Submission from the Campaign for Science & Engineering

  1.  The Campaign for Science & Engineering (CaSE) is pleased to submit written evidence to the Innovation, University and Skills Committee. CaSE is a voluntary organisation campaigning to improve the health of science and engineering in the UK. It is supported by over 1,200 individual members, and some 70 institutional members, including universities, learned societies and companies.

  2.  CaSE strongly supports the need to continue public funding for students studying science, technology, engineering and mathematics (STEM) subjects as an equivalent or lower qualification (ELQ). If the proposal to withdraw funding for ELQs is implemented, CaSE believes that all STEM subjects should be made exempt from it.

  3.  The current HEFCE proposal is to give an additional allocation of funding to support students studying strategic and vulnerable subjects (SIVS), which includes STEM subjects. Although CaSE supports the recognition that STEM subjects should be protected from any withdrawal of funding for ELQs, it is concerned about how the additional funding allocation will work in practice.
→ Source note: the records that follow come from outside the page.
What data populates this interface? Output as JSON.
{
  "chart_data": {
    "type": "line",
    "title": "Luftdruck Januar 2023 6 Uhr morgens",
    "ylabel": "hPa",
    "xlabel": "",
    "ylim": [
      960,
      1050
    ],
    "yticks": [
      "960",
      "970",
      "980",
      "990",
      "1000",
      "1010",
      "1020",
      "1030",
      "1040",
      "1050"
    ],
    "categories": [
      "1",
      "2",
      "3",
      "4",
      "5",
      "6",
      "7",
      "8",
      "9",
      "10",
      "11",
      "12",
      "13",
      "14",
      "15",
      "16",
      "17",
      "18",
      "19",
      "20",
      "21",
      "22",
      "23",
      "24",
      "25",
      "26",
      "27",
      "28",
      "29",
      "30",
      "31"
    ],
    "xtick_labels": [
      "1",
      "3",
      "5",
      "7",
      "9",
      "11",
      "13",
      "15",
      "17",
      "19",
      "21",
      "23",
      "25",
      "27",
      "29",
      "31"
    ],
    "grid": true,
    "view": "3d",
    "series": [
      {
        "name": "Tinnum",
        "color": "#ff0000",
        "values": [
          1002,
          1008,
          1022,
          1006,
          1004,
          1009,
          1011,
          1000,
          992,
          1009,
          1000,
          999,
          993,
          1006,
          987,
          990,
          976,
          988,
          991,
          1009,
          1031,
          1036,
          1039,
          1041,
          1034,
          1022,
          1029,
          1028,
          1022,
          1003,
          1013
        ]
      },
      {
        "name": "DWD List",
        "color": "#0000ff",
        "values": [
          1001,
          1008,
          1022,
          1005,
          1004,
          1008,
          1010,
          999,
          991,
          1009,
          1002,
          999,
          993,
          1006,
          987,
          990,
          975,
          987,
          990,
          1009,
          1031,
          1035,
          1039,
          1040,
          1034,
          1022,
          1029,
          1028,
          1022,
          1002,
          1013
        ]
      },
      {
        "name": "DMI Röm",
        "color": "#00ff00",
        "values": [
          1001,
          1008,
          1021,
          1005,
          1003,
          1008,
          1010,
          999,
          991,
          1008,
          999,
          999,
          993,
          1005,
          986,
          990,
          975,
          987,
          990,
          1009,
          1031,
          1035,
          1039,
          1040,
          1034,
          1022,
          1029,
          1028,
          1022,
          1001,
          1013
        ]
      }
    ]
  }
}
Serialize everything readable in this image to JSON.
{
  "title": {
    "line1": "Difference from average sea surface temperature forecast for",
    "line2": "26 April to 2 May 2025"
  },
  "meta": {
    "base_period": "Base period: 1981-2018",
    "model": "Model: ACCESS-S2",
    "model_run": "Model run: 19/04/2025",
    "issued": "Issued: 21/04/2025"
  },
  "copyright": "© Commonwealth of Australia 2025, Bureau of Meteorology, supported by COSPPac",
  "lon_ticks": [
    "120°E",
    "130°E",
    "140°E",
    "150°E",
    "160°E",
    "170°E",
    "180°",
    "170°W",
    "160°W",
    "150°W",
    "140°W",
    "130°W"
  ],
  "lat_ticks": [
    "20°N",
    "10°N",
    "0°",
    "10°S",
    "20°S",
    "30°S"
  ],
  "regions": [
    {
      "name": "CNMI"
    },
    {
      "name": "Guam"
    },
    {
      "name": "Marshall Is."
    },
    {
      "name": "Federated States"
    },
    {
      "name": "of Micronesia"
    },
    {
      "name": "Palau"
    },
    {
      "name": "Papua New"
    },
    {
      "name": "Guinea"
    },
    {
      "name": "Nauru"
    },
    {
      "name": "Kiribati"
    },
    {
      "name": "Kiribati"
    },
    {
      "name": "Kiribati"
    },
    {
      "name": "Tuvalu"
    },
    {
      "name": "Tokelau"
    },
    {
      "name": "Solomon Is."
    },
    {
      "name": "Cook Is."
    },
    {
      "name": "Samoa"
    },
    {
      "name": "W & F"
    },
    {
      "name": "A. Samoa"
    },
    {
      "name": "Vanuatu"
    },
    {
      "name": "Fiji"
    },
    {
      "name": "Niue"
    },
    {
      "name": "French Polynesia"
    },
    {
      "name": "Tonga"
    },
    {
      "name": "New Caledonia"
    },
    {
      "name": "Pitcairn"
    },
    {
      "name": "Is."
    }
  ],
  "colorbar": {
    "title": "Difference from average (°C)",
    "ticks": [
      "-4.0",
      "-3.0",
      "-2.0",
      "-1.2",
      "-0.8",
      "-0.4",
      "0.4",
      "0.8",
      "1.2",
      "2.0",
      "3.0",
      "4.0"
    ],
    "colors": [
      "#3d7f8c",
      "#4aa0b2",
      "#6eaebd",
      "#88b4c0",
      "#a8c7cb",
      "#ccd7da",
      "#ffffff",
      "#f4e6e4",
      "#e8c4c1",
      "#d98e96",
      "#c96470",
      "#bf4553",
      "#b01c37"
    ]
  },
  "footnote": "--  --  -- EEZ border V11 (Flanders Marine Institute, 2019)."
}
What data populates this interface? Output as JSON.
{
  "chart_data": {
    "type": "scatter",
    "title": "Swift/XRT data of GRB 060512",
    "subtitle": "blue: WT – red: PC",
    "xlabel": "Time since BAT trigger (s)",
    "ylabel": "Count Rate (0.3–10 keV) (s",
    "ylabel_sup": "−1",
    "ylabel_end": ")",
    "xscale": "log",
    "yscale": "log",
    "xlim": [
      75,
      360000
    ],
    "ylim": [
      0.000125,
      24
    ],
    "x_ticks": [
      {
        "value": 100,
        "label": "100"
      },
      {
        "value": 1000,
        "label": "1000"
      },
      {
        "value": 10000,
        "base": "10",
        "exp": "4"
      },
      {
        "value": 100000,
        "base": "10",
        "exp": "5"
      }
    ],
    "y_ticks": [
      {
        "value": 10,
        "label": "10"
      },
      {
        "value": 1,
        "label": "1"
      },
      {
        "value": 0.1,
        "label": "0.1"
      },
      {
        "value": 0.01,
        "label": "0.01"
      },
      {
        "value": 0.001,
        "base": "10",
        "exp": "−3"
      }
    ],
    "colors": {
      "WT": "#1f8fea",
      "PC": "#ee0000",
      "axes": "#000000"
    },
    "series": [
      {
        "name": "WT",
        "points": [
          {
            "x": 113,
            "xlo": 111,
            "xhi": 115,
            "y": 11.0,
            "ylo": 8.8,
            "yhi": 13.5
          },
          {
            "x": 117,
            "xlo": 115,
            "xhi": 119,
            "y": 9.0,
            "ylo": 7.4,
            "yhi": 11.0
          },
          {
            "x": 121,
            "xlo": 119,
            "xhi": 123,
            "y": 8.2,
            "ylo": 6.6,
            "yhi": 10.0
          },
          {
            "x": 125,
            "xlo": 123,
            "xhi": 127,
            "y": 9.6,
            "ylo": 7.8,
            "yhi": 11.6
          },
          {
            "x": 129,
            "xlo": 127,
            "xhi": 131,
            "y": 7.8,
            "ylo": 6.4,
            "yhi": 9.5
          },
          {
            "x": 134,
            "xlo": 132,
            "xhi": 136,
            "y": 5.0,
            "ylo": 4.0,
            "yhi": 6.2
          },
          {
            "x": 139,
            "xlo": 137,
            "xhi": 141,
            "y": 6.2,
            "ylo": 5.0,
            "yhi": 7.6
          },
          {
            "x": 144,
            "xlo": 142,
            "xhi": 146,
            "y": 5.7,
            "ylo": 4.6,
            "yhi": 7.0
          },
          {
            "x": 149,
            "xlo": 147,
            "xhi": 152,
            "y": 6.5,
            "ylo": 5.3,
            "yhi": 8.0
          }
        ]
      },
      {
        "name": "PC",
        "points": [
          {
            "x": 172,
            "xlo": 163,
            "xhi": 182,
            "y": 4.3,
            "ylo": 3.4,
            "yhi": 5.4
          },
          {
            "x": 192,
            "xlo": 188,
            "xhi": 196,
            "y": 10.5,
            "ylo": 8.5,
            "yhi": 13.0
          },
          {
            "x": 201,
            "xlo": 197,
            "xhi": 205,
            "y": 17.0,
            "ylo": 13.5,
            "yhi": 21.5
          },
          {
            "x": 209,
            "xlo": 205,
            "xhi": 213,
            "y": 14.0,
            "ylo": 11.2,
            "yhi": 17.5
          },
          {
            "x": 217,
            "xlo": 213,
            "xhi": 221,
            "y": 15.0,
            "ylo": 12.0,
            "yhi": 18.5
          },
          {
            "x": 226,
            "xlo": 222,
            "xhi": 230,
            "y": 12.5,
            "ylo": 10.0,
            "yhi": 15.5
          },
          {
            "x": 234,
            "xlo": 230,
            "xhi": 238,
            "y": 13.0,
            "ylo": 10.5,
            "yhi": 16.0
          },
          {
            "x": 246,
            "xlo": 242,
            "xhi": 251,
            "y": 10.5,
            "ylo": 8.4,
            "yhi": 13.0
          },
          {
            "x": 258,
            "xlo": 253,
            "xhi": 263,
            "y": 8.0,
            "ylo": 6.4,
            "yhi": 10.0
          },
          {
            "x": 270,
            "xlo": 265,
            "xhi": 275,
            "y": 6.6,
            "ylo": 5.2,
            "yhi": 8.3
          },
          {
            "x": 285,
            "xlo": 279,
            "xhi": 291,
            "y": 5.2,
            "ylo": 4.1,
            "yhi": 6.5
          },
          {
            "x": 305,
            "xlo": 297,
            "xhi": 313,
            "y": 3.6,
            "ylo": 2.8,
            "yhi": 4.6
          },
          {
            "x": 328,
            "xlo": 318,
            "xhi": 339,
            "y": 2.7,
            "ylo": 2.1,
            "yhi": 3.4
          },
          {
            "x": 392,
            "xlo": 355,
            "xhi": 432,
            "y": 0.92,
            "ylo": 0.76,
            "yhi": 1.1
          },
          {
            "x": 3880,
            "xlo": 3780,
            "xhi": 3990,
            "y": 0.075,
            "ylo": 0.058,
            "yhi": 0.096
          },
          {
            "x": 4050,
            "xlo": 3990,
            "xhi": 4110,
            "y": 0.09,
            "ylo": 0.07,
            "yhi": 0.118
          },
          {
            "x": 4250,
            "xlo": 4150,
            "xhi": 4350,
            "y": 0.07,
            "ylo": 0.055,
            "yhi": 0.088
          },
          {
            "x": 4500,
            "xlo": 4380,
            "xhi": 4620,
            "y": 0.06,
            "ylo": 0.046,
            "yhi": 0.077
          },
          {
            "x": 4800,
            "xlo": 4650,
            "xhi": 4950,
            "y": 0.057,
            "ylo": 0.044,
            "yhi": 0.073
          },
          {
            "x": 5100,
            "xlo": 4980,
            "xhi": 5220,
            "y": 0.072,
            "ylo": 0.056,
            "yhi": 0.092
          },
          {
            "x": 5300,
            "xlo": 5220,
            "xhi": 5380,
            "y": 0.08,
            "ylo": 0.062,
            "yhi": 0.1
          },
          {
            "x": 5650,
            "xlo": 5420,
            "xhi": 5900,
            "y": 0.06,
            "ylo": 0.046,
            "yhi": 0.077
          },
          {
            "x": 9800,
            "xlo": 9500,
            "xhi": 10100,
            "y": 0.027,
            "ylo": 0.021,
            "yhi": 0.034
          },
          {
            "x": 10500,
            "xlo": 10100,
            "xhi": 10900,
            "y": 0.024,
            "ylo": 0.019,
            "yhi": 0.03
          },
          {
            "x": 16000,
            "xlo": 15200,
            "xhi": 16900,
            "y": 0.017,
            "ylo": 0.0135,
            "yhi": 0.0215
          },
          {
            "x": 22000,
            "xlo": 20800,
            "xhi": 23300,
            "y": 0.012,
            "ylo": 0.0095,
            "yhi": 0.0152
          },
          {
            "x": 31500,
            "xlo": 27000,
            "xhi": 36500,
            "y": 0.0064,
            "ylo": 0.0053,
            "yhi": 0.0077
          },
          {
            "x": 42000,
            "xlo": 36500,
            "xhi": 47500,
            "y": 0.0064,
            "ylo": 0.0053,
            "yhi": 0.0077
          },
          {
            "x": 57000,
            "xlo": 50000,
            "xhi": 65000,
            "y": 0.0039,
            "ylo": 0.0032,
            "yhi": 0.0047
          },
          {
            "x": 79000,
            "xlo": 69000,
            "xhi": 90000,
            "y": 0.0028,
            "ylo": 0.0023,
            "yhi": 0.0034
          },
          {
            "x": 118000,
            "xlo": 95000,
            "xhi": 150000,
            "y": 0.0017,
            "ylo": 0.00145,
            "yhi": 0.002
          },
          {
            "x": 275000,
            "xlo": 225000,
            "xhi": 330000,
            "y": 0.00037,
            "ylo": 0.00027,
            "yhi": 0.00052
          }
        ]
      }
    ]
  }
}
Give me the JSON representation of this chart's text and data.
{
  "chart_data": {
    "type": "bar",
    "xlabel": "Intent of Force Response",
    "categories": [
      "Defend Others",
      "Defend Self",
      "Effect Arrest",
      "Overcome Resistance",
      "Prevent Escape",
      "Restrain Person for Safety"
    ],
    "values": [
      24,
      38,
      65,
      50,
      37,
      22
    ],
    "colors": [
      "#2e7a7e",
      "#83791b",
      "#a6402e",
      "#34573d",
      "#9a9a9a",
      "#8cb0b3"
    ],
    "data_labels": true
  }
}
The additional allocation needs to appropriately compensate institutions for increasing the uptake up of STEM subjects as ELQs. It is also critical that all science, technology, engineering and mathematics subjects are classified as strategic and vulnerable subjects (SIVS) for allocating funding for ELQs. The proposal for protecting SIVS will be reviewed in 2010-11. It is important that HEFCE and the government make clear that STEM subjects will be protected past this date so that students and institutions can plan for the future.

  4.  STEM subjects are recognised by government, industry and society as critically important to the future of the UK. CaSE encourages the Committee to clarify how any proposed changes to ELQ funding would protect students who wish to study STEM subjects. CaSE believes this would be best achieved by making all STEM subjects exempt from any withdrawal of funding for ELQs.